= Betty Birner =

American linguist

Betty J. Birner is an American linguist. Her research focuses on pragmatics and discourse analysis, particularly the identification of the types of contexts appropriate for sentences with marked word order.

==Research==
She has been part of a movement to expand the field's understanding of how information structure (one's familiarity with the referents being discussed) affects the interpretations of sentences with different word orders, especially in English utterances with constituent inversion. Inversion is the term for sentence types where the parts before and after the verb switch places. For example, (a) sentences below appear in regular, or canonical, English word order, while the (b) sentences show inversion:

1. a) Mr. Thompson was listed last.

   b) Listed last was Mr. Thompson.

2. a) The black cat raced into John’s kitchen.

   b) Into John’s kitchen raced the black cat.

== Biography ==
Birner received a PhD in linguistics from Northwestern University in 1992. She worked for two years in a postdoctoral fellowship at the University of Pennsylvania’s Institute for Research in Cognitive Science. She is currently a Professor of Linguistics and Cognitive Science in the English department at Northern Illinois University. She has also served as an instructor at the 2007 LSA Summer Institute at Stanford University.

In addition to scholarly monographs and journal articles, in the 1990s she wrote and edited a series of brochures for the Linguistic Society of America that explained for the general public such topics as Bilingualism, Is English Changing? and Does the language I speak influence the way I think?

The volume Cambridge Grammar of the English Language to which she contributed was the winner of the 2004 Leonard Bloomfield Book Award from the Linguistic Society of America.

== Publications ==
Birner, Betty J. 2017. Language and Meaning. Abingdon: Routledge.

Birner, Betty. J. 2012. Introduction to pragmatics. John Wiley & Sons.

Gregory Ward and Betty J. Birner. “Discourse Effects of Word Order Variation.” In K. von Heusinger, C. Maienborn, and P. Portner, eds., Semantics: An International Handbook of Natural Language Meaning. Berlin/Boston: Mouton de Gruyter, 2011. Vol. 2.

Birner, Betty J. 2009. “Noncanonical Word Order and the Distribution of Inferrable Information in English.” In B. Shaer, P. Cook, and W. Frey, eds. Dislocation: Syntactic, Semantic, and Discourse Perspectives. Routledge.

Birner, Betty J., Jeffrey P. Kaplan, and Gregory Ward. 2007. Functional compositionality and the interaction of discourse constraints. Language 83.2: 317–343.

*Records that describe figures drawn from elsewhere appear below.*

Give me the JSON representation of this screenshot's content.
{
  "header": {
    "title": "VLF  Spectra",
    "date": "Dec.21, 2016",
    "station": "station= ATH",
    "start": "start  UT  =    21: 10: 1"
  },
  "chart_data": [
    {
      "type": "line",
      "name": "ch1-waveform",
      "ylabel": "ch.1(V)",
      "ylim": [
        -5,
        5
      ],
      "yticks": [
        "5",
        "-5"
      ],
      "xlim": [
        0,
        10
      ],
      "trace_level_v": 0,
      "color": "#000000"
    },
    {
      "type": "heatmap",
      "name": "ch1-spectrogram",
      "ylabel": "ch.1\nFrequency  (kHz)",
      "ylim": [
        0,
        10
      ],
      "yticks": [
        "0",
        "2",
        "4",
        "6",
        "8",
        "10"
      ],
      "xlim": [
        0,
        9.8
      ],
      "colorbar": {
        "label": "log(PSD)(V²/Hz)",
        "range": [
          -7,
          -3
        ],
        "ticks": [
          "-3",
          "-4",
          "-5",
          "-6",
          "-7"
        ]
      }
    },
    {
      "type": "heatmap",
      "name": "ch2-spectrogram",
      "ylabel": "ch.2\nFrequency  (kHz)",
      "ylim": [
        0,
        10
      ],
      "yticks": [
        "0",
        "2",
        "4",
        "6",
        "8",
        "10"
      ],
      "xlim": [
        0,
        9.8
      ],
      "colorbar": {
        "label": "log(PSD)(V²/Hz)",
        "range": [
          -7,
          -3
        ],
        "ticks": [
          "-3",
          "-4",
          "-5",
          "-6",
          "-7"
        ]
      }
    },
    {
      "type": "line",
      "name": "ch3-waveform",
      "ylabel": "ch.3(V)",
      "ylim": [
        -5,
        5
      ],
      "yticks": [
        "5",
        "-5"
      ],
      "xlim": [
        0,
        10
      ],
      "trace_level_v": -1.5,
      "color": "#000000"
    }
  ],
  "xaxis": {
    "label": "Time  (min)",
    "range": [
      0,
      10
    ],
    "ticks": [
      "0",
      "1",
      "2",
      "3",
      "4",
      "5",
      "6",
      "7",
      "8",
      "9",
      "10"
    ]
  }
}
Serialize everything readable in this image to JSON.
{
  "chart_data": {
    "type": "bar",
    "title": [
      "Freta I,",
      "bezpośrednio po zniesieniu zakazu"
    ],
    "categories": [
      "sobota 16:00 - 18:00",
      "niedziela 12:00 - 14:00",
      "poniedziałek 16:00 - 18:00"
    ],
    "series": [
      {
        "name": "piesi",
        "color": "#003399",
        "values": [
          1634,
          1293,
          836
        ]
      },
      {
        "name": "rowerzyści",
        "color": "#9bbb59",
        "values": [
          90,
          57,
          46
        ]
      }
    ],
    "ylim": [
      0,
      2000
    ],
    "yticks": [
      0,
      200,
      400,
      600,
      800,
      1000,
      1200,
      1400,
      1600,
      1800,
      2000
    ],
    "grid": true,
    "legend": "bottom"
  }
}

Birner, Betty J. and Gregory Ward, eds. 2006. Drawing the Boundaries of Meaning: Neo-Gricean Studies in Pragmatics and Semantics in Honor of Laurence R. Horn. [Studies in Language Companion Series, Volume 80.] Amsterdam/Philadelphia: John Benjamins.

Rodney Huddleston and Geoffrey K. Pullum, in collaboration with Laurie Bauer, Betty J. Birner, Ted Briscoe, Peter Collins, David Denison, David Lee, Anita Mittwoch, Geoffrey Nunberg, Frank Palmer, John Payne, Peter Peterson, Lesley Stirling, and Gregory Ward. 2002. The Cambridge Grammar of the English Language. Cambridge: Cambridge University Press.

Birner, Betty J. and Gregory Ward. 1998. Information Status and Noncanonical Word Order in English. Amsterdam/Philadelphia: John Benjamins.

Birner, Betty J. 1996. The discourse function of inversion in English.

Birner, Betty J. 1995. "Pragmatic constraints on the verb in English inversion“ Lingua.

Birner, Betty J. 1994. "Information status and word order: An analysis of English inversion." Language.

Gregory Ward and Birner, Betty J. 1993. "The semantics and pragmatics of 'and everything'," Journal of Pragmatics.